Grumese já regularizou mais de 400 sinistros para a seguradora espanhola Caser

  • ECO Seguros
  • 26 Junho 2022

A mediadora faz mais de 6 milhões de euros em prémios por ano mas está a especializar-se na gestão de sinistros como representante de companhias estrangeiras que não estão presentes em Portugal.

A Grumese, mediadora com análise de riscos e assistência e gestão de sinistros, já regularizou mais de 400 sinistros automóvel em representação da CASER-Caja Seguros Reunidos Compañia de Seguros e Reaseguros, uma das maiores seguradoras de Espanha, através de uma parceria desenvolvida com uma das principais empresas de gestão de sinistros da Europa, a Coris – Compañia de Organizacion y Regulacion Internacional de Siniestros. A empresa utiliza a RNA para contactos iniciais com os sinistrados.

José Monteiro, Managing Director da Grumese, tem como objetivo oferecer “maior confiança a quem circula com seguros de companhias da comunidade europeia que não estão presentes em Portugal”.

 

Baseada em Algés, Lisboa, a Grumese como mediadora atingiu os 6 milhões de euros de prémios vendidos a mais de 17 mil clientes. Especializada em particulares e médias empresas, deu início em julho de 2019 à representação de seguradoras estrangeiras, no âmbito da gestão de sinistros do ramo automóvel.
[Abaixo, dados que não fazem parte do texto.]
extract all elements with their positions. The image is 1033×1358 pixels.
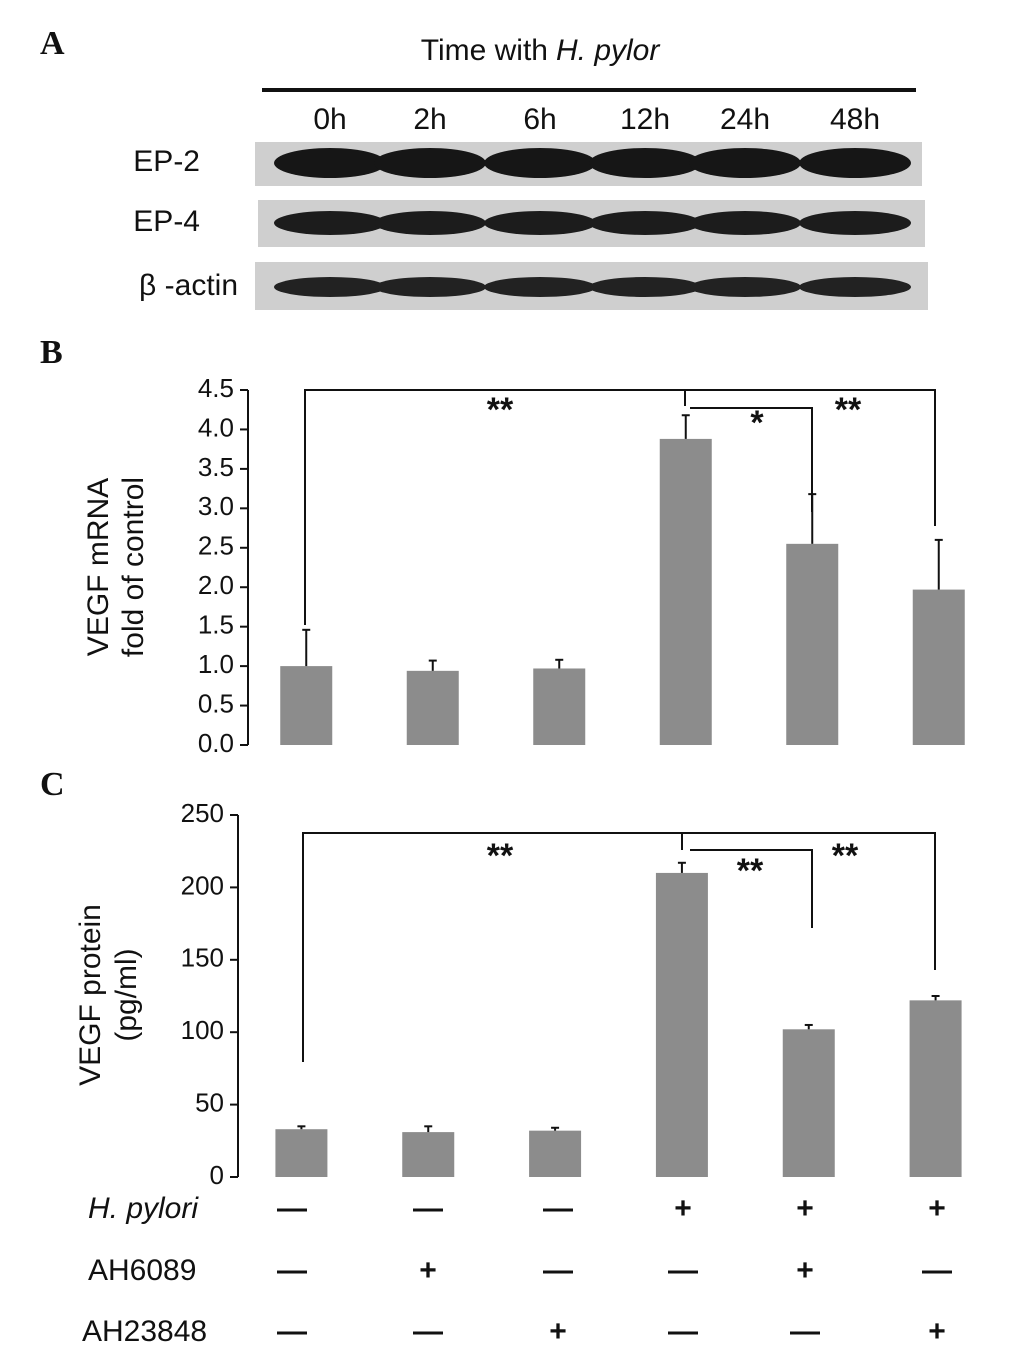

“Esta parceria demonstra a capacidade que os mediadores portugueses têm na Gestão de Sinistros e pode ser uma alavanca para mais parcerias do tipo que conferem maior segurança a todos os automobilistas”, diz José Monteiro, Managing Director da Grumese, referindo que desenvolvem parcerias que permitem agilizar a articulação entre os clientes – quase todos estrangeiros – como um mediador exclusivo inglês e a seguradora espanhola, com uma rede de peritagens que atua em todo o território continental e com as oficinas de reparação automóvel a nível nacional.

O gestor que está na atividade desde 1991, tendo passado pela La Equitativa, Generali e Europeia, diz estar ciente de que conseguiram atingir o nível de conhecimento e a estabilidade organizativa que lhes permite dar mais alguns passos neste projeto, “oferecendo maior confiança a quem circula com seguros de companhias da comunidade europeia que não estão presentes em Portugal”.

O que fazem os representantes de seguradoras estrangeiras

Com o aumento do turismo e incremento da circulação rodoviária, os sinistros tendem igualmente a aumentar, em particular com veículos estrangeiros.

As seguradoras europeias que não estão presentes em Portugal, têm de nomear um representante. Como diz a ASF, “as Empresas de Seguros autorizadas a explorar na União Europeia o Seguro Obrigatório de Responsabilidade Civil Automóvel, estão obrigadas a nomear um Representante para Sinistros em todos os Estados Membros, com exceção do Estado da sua Sede”.

Em caso de acidente ocorrido na União Europeia (UE), ou num País terceiro aderente ao Sistema de Carta Verde, a pessoa lesada pode regressar ao Estado Membro da sua residência e solicitar ao Centro de Informação a identificação da Seguradora do veículo causador, ou do Representante para Sinistros que tenha sido designado.

Com base nestas informações, os interessados podem então apresentar um pedido de indemnização junto do representante para sinistros designado, caso o acidente tenha sido causado por um veículo habitualmente estacionado e segurado noutro Estado Membro, que não o da sua residência.